Une personne en parcours d’insertion ne peut rester que deux ans maximum au sein d’une structure d’insertion. Or, nous avions repéré, lors de notre opération de renouvellement des 80 machines, un salarié d’Actif Azur qui nous avait bien aidés et qui allait devoir partir vers d’autres horizons professionnels. Il se trouve qu’à un moment, nous avons eu besoin de faire un inventaire complet de tous nos biens, des armoires aux écrans en passant par les bureaux et de rapprocher les résultats avec notre comptabilité. Notre collègue des services généraux en responsabilité sur ce projet a donc proposé à cette personne de nous rejoindre pour un CDD de six mois. Elle a accepté.

 

 

Pour conclure, quels sont selon vous les points essentiels pour bien travailler avec une structure d’insertion dans le cadre d’un marché de prestations intellectuelles ?

 

Il y a un travail de sensibilisation et d’information à faire en phase d’analyse des besoins et de lancement d’un appel d’offres, notamment en interne, lorsque les services juridiques ne connaissent pas forcément les clauses sociales.

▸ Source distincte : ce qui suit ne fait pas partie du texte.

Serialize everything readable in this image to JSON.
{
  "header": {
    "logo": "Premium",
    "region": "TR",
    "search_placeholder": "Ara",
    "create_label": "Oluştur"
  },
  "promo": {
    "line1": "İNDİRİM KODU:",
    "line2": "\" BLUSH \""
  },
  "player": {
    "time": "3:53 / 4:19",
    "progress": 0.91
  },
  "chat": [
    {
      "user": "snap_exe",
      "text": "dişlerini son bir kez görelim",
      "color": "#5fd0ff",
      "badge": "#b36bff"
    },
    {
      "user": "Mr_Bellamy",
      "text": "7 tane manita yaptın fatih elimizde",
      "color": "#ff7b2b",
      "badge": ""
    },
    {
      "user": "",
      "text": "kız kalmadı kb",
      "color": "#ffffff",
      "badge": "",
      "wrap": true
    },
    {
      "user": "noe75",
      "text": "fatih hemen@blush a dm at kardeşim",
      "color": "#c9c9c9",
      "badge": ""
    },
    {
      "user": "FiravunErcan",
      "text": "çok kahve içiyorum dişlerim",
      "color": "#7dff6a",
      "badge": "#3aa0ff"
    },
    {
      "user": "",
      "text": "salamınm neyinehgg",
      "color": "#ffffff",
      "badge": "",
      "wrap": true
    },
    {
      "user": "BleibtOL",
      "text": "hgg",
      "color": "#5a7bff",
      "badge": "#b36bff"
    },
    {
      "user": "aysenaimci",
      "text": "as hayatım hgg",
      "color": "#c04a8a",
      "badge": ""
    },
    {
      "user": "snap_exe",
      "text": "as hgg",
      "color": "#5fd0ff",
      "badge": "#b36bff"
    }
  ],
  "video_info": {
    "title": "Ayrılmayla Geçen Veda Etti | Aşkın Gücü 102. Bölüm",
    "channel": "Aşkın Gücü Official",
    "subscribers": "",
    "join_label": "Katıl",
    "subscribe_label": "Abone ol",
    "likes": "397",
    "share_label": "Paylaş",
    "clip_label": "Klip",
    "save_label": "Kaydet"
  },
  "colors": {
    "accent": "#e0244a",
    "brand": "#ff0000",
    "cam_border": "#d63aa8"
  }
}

Pour cela, la Maison de l’Emploi a été d’une aide précieuse.

 

Il faut aussi, dans l’idéal, pouvoir tester les prestations proposées par la structure d’insertion. Le fait de bien connaître Actif Azur, d’abord avec la collecte, puis avec les missions ponctuelles confiées en amont de l’appel d’offres, a été facilitant pour nous inciter à développer une action d’insertion dans notre marché.

 

En termes d’exécution des prestations, il faut que la structure ait du répondant. Il est essentiel selon moi qu’elle ait une expérience de réponse à des marchés publics et de suivi. D’un autre côté, il faut que la prestation devienne aussi un véritable partenariat.

 

L’un des résultats les plus intéressants, c’est qu’aujourd’hui, les salariés en parcours d’insertion qui interviennent chez nous sont considérés comme des collaborateurs à part entière. On oublie leur histoire, elles font partie de notre service.